In response to this announcement, the yen experienced fresh lows, touching 156.79 against the U.S. dollar during afternoon trading.
Tokyo’s headline inflation rate for April revealed a slowdown to 1.8% from March’s 2.6%. Additionally, core inflation in the capital, which excludes prices of fresh food, notably declined to 1.6% from the previous month’s 2.4%, falling short of economists’ expectations of 2.2%.
Data on inflation in Tokyo is widely regarded as a leading indicator of nationwide trends.
In the stock markets, Japan’s Nikkei 225 climbed 0.81% to close at 37,934.76, while the Topix rose 0.86%, ending at 2,686.48. Hong Kong’s Hang Seng index led gains in Asia, increasing by 2.12%, while mainland China’s CSI 300 advanced by 1.53% to 3,584.27.
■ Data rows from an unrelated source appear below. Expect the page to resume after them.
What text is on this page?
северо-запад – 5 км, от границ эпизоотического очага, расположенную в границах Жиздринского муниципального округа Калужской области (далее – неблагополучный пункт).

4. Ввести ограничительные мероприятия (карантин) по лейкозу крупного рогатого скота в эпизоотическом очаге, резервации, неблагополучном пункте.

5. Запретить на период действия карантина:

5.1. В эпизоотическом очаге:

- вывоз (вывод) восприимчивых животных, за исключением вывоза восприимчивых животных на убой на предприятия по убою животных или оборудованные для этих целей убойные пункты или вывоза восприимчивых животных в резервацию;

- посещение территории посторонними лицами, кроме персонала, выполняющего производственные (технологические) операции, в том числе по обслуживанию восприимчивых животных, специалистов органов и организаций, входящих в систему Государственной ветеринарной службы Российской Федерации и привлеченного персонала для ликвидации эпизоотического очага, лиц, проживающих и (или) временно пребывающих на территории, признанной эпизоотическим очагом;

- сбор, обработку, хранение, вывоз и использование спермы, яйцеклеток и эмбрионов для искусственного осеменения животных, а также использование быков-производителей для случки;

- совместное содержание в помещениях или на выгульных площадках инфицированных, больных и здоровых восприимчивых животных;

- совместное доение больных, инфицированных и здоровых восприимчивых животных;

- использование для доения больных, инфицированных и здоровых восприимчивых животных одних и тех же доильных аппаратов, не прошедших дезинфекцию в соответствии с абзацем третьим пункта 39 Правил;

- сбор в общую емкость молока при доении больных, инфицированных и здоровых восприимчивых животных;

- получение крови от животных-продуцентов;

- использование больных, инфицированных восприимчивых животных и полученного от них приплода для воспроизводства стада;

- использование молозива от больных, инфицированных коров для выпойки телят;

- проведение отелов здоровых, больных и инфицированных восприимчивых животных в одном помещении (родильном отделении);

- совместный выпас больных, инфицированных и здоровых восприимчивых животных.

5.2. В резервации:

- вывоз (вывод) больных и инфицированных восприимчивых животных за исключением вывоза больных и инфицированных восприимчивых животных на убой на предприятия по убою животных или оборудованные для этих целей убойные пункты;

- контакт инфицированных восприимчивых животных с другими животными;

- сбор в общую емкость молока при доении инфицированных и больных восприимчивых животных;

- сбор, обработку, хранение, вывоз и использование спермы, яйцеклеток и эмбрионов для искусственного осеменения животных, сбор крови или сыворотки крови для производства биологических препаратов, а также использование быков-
South Korea’s Kospi closed up 1.05% at 2,656.33, whereas the small-cap Kosdaq saw a more modest gain of 0.42% to 856.82. However, Australia’s S&P/ASX 200 experienced a decline of 1.39%, closing at 7,575.9, weighed down by industrial and health services stocks.
In the U.S., stocks faced a downturn following the release of data indicating a significant deceleration in economic growth alongside persistent inflation.
According to the Bureau of Economic Analysis, U.S. gross domestic product expanded by 1.6% in the first quarter, falling short of economists’ expectations of 2.4%.
Additionally, the report highlighted a notable increase in the personal consumption expenditures price index, rising at a pace of 3.4%, well above the previous quarter’s 1.8% advance.
In response, the Dow Jones Industrial Average declined by 0.98%, driven by steep losses in Caterpillar and IBM. The S&P 500 dropped by 0.46%, while the Nasdaq Composite lost 0.64%.